Now that we have estimated and fit the three classifiers, let's compare their performance on the test dataset.

In [None]:
acc_test_logistic = logistic_classifier.score(X_test, y_test)

acc_test_knn = best_knn.score(X_test, y_test)

acc_test_mlp = best_mlp.score(X_test, y_test)

print(f"{acc_test_logistic=}, {acc_test_knn=}, {acc_test_mlp=}")

Note: it's possible to make this code DRY with the function `eval()`, which converts a string into code and evaluates that code.

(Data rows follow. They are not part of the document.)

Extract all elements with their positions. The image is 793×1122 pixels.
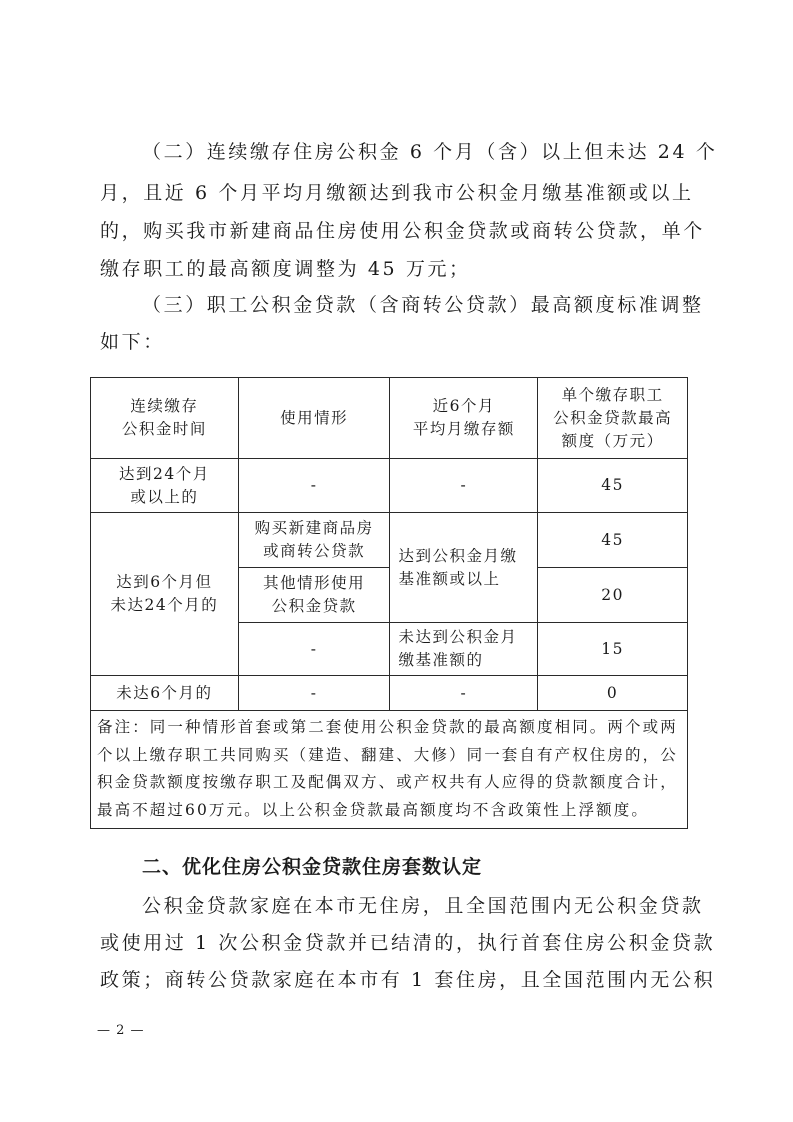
header-avg-line1: 近6个月	[394, 395, 533, 418]
cell-avg-line2: 缴基准额的	[398, 649, 533, 672]
header-max-line3: 额度（万元）	[542, 430, 683, 453]
cell-max: 0	[538, 676, 688, 711]
section-2-heading: 二、优化住房公积金贷款住房套数认定	[142, 852, 482, 879]
section-2-line-2: 或使用过 1 次公积金贷款并已结清的，执行首套住房公积金贷款	[100, 928, 715, 955]
header-max-amount: 单个缴存职工 公积金贷款最高 额度（万元）	[538, 378, 688, 459]
page-number: — 2 —	[97, 1023, 145, 1038]
table-row: 达到6个月但 未达24个月的 购买新建商品房 或商转公贷款 达到公积金月缴 基准…	[91, 513, 688, 568]
table-header-row: 连续缴存 公积金时间 使用情形 近6个月 平均月缴存额 单个缴存职工 公积金贷款…	[91, 378, 688, 459]
header-max-line2: 公积金贷款最高	[542, 407, 683, 430]
table-remark: 备注：同一种情形首套或第二套使用公积金贷款的最高额度相同。两个或两个以上缴存职工…	[91, 711, 688, 829]
loan-limit-table: 连续缴存 公积金时间 使用情形 近6个月 平均月缴存额 单个缴存职工 公积金贷款…	[90, 377, 688, 829]
paragraph-3-line-2: 如下：	[100, 327, 165, 354]
cell-avg: 达到公积金月缴 基准额或以上	[390, 513, 538, 623]
cell-usage: 购买新建商品房 或商转公贷款	[238, 513, 390, 568]
cell-usage: -	[238, 676, 390, 711]
paragraph-2-line-2: 月，且近 6 个月平均月缴额达到我市公积金月缴基准额或以上	[100, 178, 694, 205]
header-avg-deposit: 近6个月 平均月缴存额	[390, 378, 538, 459]
header-avg-line2: 平均月缴存额	[394, 418, 533, 441]
header-period-line2: 公积金时间	[95, 418, 234, 441]
cell-period-line2: 未达24个月的	[95, 594, 234, 617]
cell-max: 15	[538, 623, 688, 676]
cell-usage-line1: 其他情形使用	[243, 572, 386, 595]
cell-usage-line2: 公积金贷款	[243, 595, 386, 618]
cell-max: 20	[538, 568, 688, 623]
paragraph-2-line-1: （二）连续缴存住房公积金 6 个月（含）以上但未达 24 个	[142, 137, 717, 164]
section-2-line-1: 公积金贷款家庭在本市无住房，且全国范围内无公积金贷款	[142, 891, 704, 918]
cell-max: 45	[538, 459, 688, 513]
paragraph-2-line-3: 的，购买我市新建商品住房使用公积金贷款或商转公贷款，单个	[100, 216, 705, 243]
table-remark-row: 备注：同一种情形首套或第二套使用公积金贷款的最高额度相同。两个或两个以上缴存职工…	[91, 711, 688, 829]
cell-avg-line2: 基准额或以上	[398, 568, 533, 591]
cell-period-line2: 或以上的	[95, 486, 234, 509]
header-period: 连续缴存 公积金时间	[91, 378, 239, 459]
cell-period: 达到6个月但 未达24个月的	[91, 513, 239, 676]
cell-usage-line2: 或商转公贷款	[243, 540, 386, 563]
cell-avg: -	[390, 676, 538, 711]
header-period-line1: 连续缴存	[95, 395, 234, 418]
cell-avg: -	[390, 459, 538, 513]
cell-usage: -	[238, 623, 390, 676]
cell-avg-line1: 未达到公积金月	[398, 626, 533, 649]
header-max-line1: 单个缴存职工	[542, 384, 683, 407]
cell-usage-line1: 购买新建商品房	[243, 517, 386, 540]
paragraph-2-line-4: 缴存职工的最高额度调整为 45 万元；	[100, 254, 471, 281]
cell-period-line1: 达到6个月但	[95, 571, 234, 594]
cell-period-line1: 达到24个月	[95, 463, 234, 486]
cell-period: 未达6个月的	[91, 676, 239, 711]
table-row: 达到24个月 或以上的 - - 45	[91, 459, 688, 513]
header-usage: 使用情形	[238, 378, 390, 459]
cell-usage: 其他情形使用 公积金贷款	[238, 568, 390, 623]
table-row: 未达6个月的 - - 0	[91, 676, 688, 711]
paragraph-3-line-1: （三）职工公积金贷款（含商转公贷款）最高额度标准调整	[142, 290, 704, 317]
section-2-line-3: 政策；商转公贷款家庭在本市有 1 套住房，且全国范围内无公积	[100, 965, 715, 992]
cell-avg-line1: 达到公积金月缴	[398, 545, 533, 568]
cell-avg: 未达到公积金月 缴基准额的	[390, 623, 538, 676]
cell-period: 达到24个月 或以上的	[91, 459, 239, 513]
cell-usage: -	[238, 459, 390, 513]
cell-max: 45	[538, 513, 688, 568]
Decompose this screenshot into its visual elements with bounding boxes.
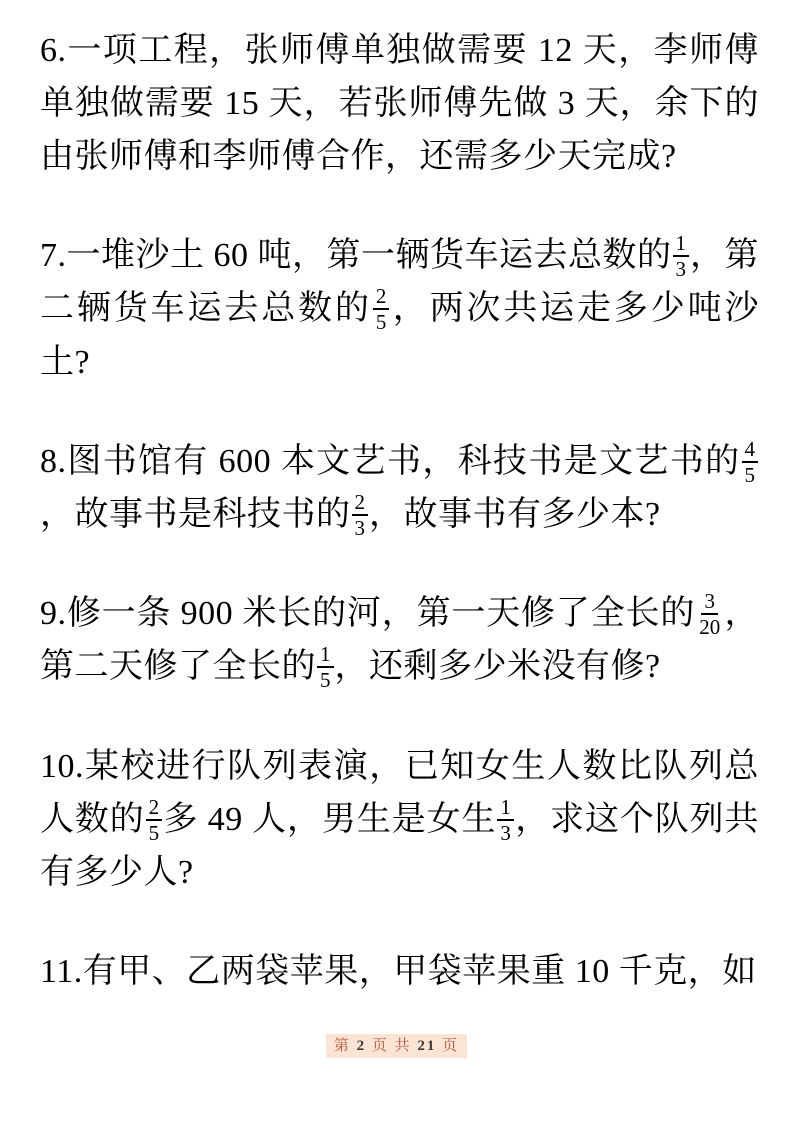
fraction-3-20: 320 — [696, 590, 723, 638]
page-footer: 第 2 页 共 21 页 — [0, 1034, 793, 1058]
problem-11: 11.有甲、乙两袋苹果，甲袋苹果重 10 千克，如 — [40, 945, 759, 998]
problem-9: 9.修一条 900 米长的河，第一天修了全长的320，第二天修了全长的15，还剩… — [40, 587, 759, 694]
fraction-2-5: 25 — [373, 285, 390, 333]
page-label-text: 第 — [334, 1038, 357, 1054]
problem-7: 7.一堆沙土 60 吨，第一辆货车运去总数的13，第二辆货车运去总数的25，两次… — [40, 229, 759, 389]
document-page: 6.一项工程，张师傅单独做需要 12 天，李师傅单独做需要 15 天，若张师傅先… — [0, 0, 793, 1122]
page-number: 2 — [357, 1038, 367, 1054]
fraction-2-3: 23 — [352, 491, 369, 539]
fraction-4-5: 45 — [742, 438, 759, 486]
problem-10: 10.某校进行队列表演，已知女生人数比队列总人数的25多 49 人，男生是女生1… — [40, 740, 759, 899]
problem-8: 8.图书馆有 600 本文艺书，科技书是文艺书的45，故事书是科技书的23，故事… — [40, 435, 759, 542]
fraction-1-3: 13 — [673, 232, 690, 280]
page-label-text: 页 共 — [366, 1038, 417, 1054]
page-label-text: 页 — [436, 1038, 459, 1054]
page-footer-label: 第 2 页 共 21 页 — [326, 1034, 467, 1058]
fraction-2-5: 25 — [146, 796, 163, 844]
fraction-1-5: 15 — [317, 643, 334, 691]
fraction-1-3: 13 — [497, 796, 514, 844]
problem-list: 6.一项工程，张师傅单独做需要 12 天，李师傅单独做需要 15 天，若张师傅先… — [0, 0, 793, 998]
page-number: 21 — [417, 1038, 436, 1054]
problem-6: 6.一项工程，张师傅单独做需要 12 天，李师傅单独做需要 15 天，若张师傅先… — [40, 24, 759, 183]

The following cell does the same as the previous, but is shorter, and more complicated (and also uses the paradigm of "functions as first class citizens", storing a function in a variable, and using it after). Try this only if you're comfortable with the material so far. It will not be in the exam:

In [None]:
for model_string in ["logistic_classifier", "best_knn", "best_mlp"]:
  model_function = eval(model_string)
  accuracy = model_function.score(X_test, y_test)
  print(f"For model {model_string}, {accuracy=:.6f}")

If you get different results, please come talk to me, so I can understand and debug the discrepancy.

The accuracy scores are similar for all models, due to the class imbalance (read more [here](https://stackoverflow.com/questions/67878862/why-are-all-my-classification-accuracy-scores-the-same)).

## Situation specific to the class imbalance

Without the class imbalance, the procedure ends here: we choose the best model from a criterion of accuracy.

When the data has a class imbalance like this credit card dataset, we may need more. For example, a naive model that always predict a legitimate transaction achieves 99.83% accuracy.

We could pursue the analysis with other metrics, for example the F-1 score, plotting a confusion matrix, or the Area Under the Precision-Recall Curve (AUPRC).